Juste pour voir le sourire satisfait de celui ou celle qui avait voulu lui faire plaisir.

Son équipement avait changé, lui aussi.

Il avait troqué sa vieille tunique contre un ensemble de cuir noir rudimentaire, acheté pièce par pièce à bas prix chez un artisan de quartier. Rien d’élégant, rien de magique. Mais robuste, solide, fonctionnel.

Et surtout…

Il l’avait gravé de ses propres mains.

Chaque couture, chaque renfort, était marqué d’une fine ligne de runes gravées au couteau, imbibées de sa propre énergie.

C’était du travail lent. Méticuleux. Mais efficace.

Maintenant, lorsqu’il le souhaitait, il pouvait imprégner ses gants, ses bottes, ses armes – tout ce qu’il touchait – d’une foudre jaune qui ne cessait de se renforcer avec l’usage.

Un courant rugissant, contrôlé comme une extension de lui-même.

Et lorsqu’il courait à pleine vitesse, que ses bottes traçaient des éclairs dans la terre, il se sentait presque libre.

Une mission récente l’avait mené à la lisière des forêts nord-est, près des collines de Brumegrise, où quelques villages s’étaient plaints d’apparitions brutales.

Des ogres.

Pas des créatures organisées. Juste des solitaires faméliques, repoussés par les conflits plus au nord et venus chercher de quoi se nourrir.

Grey les avait trouvés.

Ou plutôt… ils l’avaient trouvé.

Mais cette fois, ce ne fut pas un combat désespéré.

Ce fut une démonstration.

Il ne hurla pas.

Il ne réfléchit pas.

Il bondit entre eux comme un éclair tombé du ciel, esquivant leurs attaques maladroites avec la souplesse d’un félin affamé.

Ses bottes martelaient le sol dans un éclat jaune.

Ses mains frappaient avec précision, de la paume à la gorge, du coude au plexus.

À chaque impact, une décharge foudroyait les ogres, leurs muscles se contractant dans un spasme incontrôlé.

Un ogre tenta de l’écraser d’un coup de masse.

Grey roula sur le côté, sauta sur son épaule et enfonça son poing électrifié dans sa nuque.

Le géant s’effondra, inerte.

Il se redressa, essoufflé mais calme, couvert de sang noir, ses yeux brillants dans la pénombre des sous-bois.

Ce combat-là… n’avait pas été un supplice.

C’était devenu une routine sanglante.
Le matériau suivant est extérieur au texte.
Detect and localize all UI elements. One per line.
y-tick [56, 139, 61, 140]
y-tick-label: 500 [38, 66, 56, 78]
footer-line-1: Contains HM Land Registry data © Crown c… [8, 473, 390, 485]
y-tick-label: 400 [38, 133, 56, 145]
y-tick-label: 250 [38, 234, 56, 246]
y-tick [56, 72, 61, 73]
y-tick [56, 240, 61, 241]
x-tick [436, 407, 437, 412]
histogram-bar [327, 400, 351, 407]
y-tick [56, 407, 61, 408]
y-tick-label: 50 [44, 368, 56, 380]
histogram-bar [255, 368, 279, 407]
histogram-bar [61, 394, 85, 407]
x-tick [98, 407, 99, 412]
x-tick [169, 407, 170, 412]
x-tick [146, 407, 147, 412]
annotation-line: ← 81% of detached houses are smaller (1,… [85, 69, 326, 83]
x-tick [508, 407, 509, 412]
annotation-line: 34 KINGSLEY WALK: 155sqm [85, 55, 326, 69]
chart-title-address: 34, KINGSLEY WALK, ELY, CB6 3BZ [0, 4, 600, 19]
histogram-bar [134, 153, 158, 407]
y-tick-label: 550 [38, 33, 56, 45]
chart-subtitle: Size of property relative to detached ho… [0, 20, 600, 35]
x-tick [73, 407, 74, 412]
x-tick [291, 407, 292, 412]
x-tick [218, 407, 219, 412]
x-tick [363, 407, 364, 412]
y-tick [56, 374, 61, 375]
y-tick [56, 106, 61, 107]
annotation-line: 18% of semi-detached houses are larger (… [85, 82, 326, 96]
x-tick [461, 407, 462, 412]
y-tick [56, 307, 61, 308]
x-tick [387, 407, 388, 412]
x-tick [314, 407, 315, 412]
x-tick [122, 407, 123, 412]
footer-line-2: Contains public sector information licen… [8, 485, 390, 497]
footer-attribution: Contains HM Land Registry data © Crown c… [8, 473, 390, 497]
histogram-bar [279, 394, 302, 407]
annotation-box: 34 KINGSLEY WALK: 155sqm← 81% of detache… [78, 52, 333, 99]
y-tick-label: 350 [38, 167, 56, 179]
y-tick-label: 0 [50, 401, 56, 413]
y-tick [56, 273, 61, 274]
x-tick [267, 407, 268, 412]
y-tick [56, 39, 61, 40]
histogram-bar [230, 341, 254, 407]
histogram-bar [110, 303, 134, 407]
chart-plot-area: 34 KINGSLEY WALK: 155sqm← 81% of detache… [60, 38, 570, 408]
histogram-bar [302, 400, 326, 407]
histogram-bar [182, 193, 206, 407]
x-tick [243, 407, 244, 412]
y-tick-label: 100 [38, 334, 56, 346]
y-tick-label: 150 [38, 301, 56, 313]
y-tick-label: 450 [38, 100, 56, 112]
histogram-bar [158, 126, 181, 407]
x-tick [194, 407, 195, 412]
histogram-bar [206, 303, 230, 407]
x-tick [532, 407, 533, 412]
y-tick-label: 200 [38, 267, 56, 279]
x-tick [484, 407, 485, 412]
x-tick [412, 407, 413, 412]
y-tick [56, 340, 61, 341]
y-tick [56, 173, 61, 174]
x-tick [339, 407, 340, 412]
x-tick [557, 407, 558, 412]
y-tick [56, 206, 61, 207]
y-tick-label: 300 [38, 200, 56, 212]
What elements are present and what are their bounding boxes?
Une forme de danse. Brutale. Nécessaire.

Mais maîtrisée.

De retour à la ville, assis sur le bord d’un toit, ses jambes pendant dans le vide, Grey fixait l’horizon.
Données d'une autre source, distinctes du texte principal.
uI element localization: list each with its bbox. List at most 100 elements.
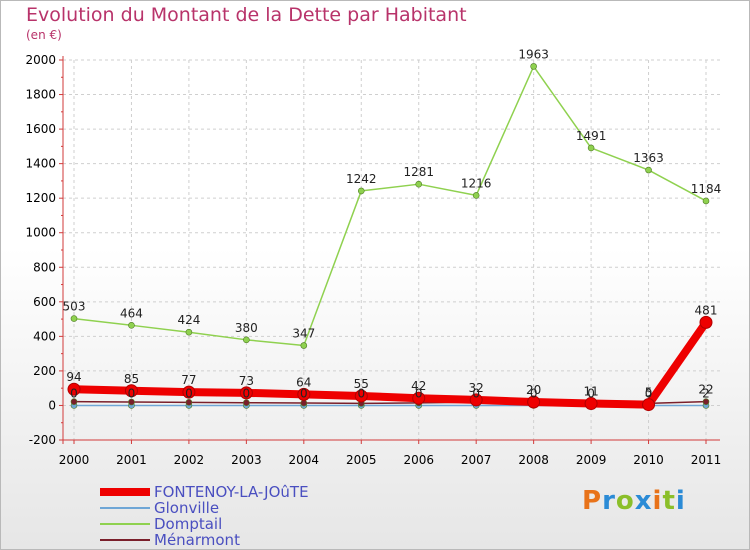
y-tick-label: 2000 (25, 53, 56, 67)
data-point (182, 385, 196, 399)
data-label: 11 (583, 385, 598, 399)
logo-letter: o (615, 486, 635, 516)
data-label: 1491 (576, 129, 607, 143)
y-tick-label: 400 (33, 329, 56, 343)
data-label: 20 (526, 383, 541, 397)
data-point (354, 389, 368, 403)
logo-letter: i (675, 486, 686, 516)
data-label: 481 (695, 303, 718, 317)
x-tick-label: 2006 (403, 453, 434, 467)
data-point (70, 398, 78, 405)
data-point (472, 192, 480, 199)
legend-swatch (100, 539, 150, 541)
data-label: 73 (239, 374, 254, 388)
x-tick-label: 2000 (59, 453, 90, 467)
legend-label: Ménarmont (154, 531, 240, 549)
x-tick-label: 2003 (231, 453, 262, 467)
data-label: 42 (411, 379, 426, 393)
data-label: 77 (181, 373, 196, 387)
data-point (243, 399, 250, 406)
x-tick-label: 2009 (576, 453, 607, 467)
chart-title: Evolution du Montant de la Dette par Hab… (26, 4, 467, 26)
series-lines (67, 63, 713, 412)
y-tick-label: 1200 (25, 191, 56, 205)
data-label: 0 (587, 386, 595, 400)
data-label: 1963 (518, 47, 549, 61)
data-label: 1281 (403, 165, 434, 179)
data-label: 0 (357, 386, 365, 400)
data-point (469, 393, 483, 407)
data-label: 0 (185, 386, 193, 400)
data-label: 55 (354, 377, 369, 391)
data-point (699, 315, 713, 329)
data-label: 0 (472, 386, 480, 400)
data-label: 424 (177, 313, 200, 327)
x-tick-label: 2001 (116, 453, 147, 467)
proxiti-logo: Proxiti (582, 486, 686, 516)
data-label: 0 (645, 386, 653, 400)
data-point (300, 342, 308, 349)
x-tick-label: 2002 (174, 453, 205, 467)
x-tick-label: 2004 (289, 453, 320, 467)
data-point (67, 382, 81, 396)
data-point (128, 398, 135, 406)
data-point (70, 315, 78, 322)
logo-letter: r (602, 486, 616, 516)
data-point (297, 387, 311, 401)
data-label: 2 (702, 386, 710, 400)
data-label: 1216 (461, 176, 492, 190)
data-label: 32 (469, 381, 484, 395)
data-label: 22 (698, 383, 713, 397)
data-label: 0 (530, 386, 538, 400)
data-label: 0 (128, 386, 136, 400)
x-tick-label: 2005 (346, 453, 377, 467)
y-tick-label: 800 (33, 260, 56, 274)
data-point (185, 399, 193, 406)
y-tick-label: 1000 (25, 226, 56, 240)
y-tick-label: 1800 (25, 88, 56, 102)
legend-label: Domptail (154, 515, 223, 533)
data-label: 64 (296, 375, 311, 389)
legend-label: FONTENOY-LA-JOûTE (154, 483, 309, 501)
y-tick-label: -200 (29, 433, 56, 447)
data-point (357, 187, 365, 195)
data-label: 347 (292, 327, 315, 341)
data-point (124, 384, 138, 398)
y-tick-label: 1600 (25, 122, 56, 136)
x-tick-label: 2010 (633, 453, 664, 467)
data-label: 5 (645, 386, 653, 400)
chart-subtitle: (en €) (26, 28, 62, 42)
data-point (300, 399, 308, 407)
data-label: 85 (124, 372, 139, 386)
y-tick-label: 1400 (25, 157, 56, 171)
y-tick-label: 0 (48, 398, 56, 412)
data-point (587, 144, 595, 152)
data-label: 1242 (346, 172, 377, 186)
legend-swatch (100, 507, 150, 509)
data-label: 0 (300, 386, 308, 400)
data-point (642, 398, 656, 412)
data-label: 503 (63, 300, 86, 314)
legend-label: Glonville (154, 499, 220, 517)
data-point (530, 63, 537, 70)
data-point (412, 391, 426, 405)
y-tick-label: 600 (33, 295, 56, 309)
data-label: 464 (120, 306, 143, 320)
data-point (702, 398, 710, 405)
legend-swatch (100, 488, 150, 496)
data-point (128, 322, 135, 329)
grid (63, 59, 720, 441)
legend-swatch (100, 523, 150, 525)
data-point (185, 328, 193, 336)
data-label: 0 (243, 386, 251, 400)
series-line-0 (70, 318, 710, 409)
logo-letter: i (652, 486, 663, 516)
data-point (645, 166, 652, 174)
logo-letter: x (634, 486, 653, 516)
axes: -200020040060080010001200140016001800200… (25, 53, 721, 467)
data-point (243, 336, 250, 344)
x-tick-label: 2008 (518, 453, 549, 467)
data-point (415, 180, 423, 188)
Au loin, derrière les collines, le Nord l’appelait.

Il avait entendu les discussions des aventuriers, les rumeurs qui circulaient. Les tensions s’aggravaient. Des cités fortifiées rassemblaient leurs forces. Des mercenaires partaient en caravane pour rejoindre les lignes de front.
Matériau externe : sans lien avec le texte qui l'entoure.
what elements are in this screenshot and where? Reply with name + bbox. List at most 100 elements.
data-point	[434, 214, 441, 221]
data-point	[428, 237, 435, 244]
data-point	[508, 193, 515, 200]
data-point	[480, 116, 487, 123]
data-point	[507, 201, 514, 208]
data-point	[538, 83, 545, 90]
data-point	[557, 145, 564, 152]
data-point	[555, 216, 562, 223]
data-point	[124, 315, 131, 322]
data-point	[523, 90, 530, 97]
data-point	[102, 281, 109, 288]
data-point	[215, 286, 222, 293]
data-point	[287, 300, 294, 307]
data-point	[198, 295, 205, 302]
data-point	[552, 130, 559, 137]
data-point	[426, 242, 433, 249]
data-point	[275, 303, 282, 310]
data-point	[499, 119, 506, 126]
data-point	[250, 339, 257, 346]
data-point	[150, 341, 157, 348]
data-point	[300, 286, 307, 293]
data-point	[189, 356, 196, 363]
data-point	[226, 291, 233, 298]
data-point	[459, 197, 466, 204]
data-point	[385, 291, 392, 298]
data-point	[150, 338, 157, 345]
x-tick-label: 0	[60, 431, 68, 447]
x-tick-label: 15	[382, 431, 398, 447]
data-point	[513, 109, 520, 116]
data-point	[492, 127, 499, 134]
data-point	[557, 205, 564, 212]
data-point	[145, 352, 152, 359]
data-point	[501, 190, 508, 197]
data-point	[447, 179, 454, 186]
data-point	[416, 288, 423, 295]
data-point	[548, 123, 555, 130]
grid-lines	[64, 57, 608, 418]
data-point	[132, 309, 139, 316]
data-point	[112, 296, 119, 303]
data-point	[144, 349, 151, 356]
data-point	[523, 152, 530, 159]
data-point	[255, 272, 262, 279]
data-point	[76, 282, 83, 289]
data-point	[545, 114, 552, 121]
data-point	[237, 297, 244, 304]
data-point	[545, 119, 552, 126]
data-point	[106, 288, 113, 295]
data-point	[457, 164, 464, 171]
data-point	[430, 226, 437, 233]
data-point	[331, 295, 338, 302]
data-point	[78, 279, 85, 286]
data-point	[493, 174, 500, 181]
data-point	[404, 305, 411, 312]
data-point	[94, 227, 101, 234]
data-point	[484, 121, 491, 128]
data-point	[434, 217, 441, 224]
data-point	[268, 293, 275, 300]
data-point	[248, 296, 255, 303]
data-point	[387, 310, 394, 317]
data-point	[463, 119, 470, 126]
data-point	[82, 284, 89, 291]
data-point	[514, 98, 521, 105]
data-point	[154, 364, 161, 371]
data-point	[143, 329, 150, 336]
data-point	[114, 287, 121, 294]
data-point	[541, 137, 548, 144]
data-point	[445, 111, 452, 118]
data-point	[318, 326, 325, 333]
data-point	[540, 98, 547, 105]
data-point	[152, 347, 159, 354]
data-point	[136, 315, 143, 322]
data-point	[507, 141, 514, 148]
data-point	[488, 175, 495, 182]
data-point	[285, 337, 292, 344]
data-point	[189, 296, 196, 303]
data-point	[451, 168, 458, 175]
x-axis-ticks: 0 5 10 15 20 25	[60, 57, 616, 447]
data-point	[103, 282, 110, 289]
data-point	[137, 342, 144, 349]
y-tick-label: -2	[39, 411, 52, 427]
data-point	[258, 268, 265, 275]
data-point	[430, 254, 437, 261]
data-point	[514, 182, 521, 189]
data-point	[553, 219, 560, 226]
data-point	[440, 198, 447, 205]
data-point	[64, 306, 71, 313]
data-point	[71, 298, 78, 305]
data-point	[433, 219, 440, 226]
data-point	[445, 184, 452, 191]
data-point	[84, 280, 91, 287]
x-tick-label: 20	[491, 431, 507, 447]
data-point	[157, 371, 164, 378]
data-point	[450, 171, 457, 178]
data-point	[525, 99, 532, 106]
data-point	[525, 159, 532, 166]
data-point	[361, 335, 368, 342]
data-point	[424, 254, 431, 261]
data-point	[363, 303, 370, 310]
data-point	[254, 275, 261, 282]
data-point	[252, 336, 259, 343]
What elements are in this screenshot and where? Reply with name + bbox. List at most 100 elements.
Des Scénarios s’étaient déclenchés, là-bas. Plusieurs.

Il savait ce que ça signifiait.

Des opportunités.

Du danger.

Et surtout… une chance de comprendre un peu plus ce que les Arcanes attendaient de lui. De s’élever encore. D’évoluer.

Mais il hésitait.

Lithoria était devenue une ancre, un point de calme dans le chaos de sa vie.

Ici, il n’était pas en guerre.

Pas encore.

Et il ne savait pas s’il était prêt à replonger dans l’horreur.

Pas tout de suite.

Mais son cœur battait plus fort à chaque fois qu’il y pensait.

Un soir, alors qu’il traversait le quartier ouvrier, une vieille dame qu’il avait aidée autrefois le héla :

— Grey ! Toujours à faire des quêtes ? Tu comptes rester encore longtemps par ici ?

Il s’arrêta.

Réfléchit.

Puis sourit.

— Je ne sais pas. Peut-être.

Elle le fixa un instant, puis hocha la tête.

— Tu as de bonnes jambes. Des bonnes mains aussi. Mais n’attends pas que le monde vienne te chercher. Va le chercher, gamin.

Il la remercia d’un signe de tête.

Et cette nuit-là, pour la première fois depuis longtemps…

Il prépara son sac.

Peut-être que le Nord l’attendait vraiment.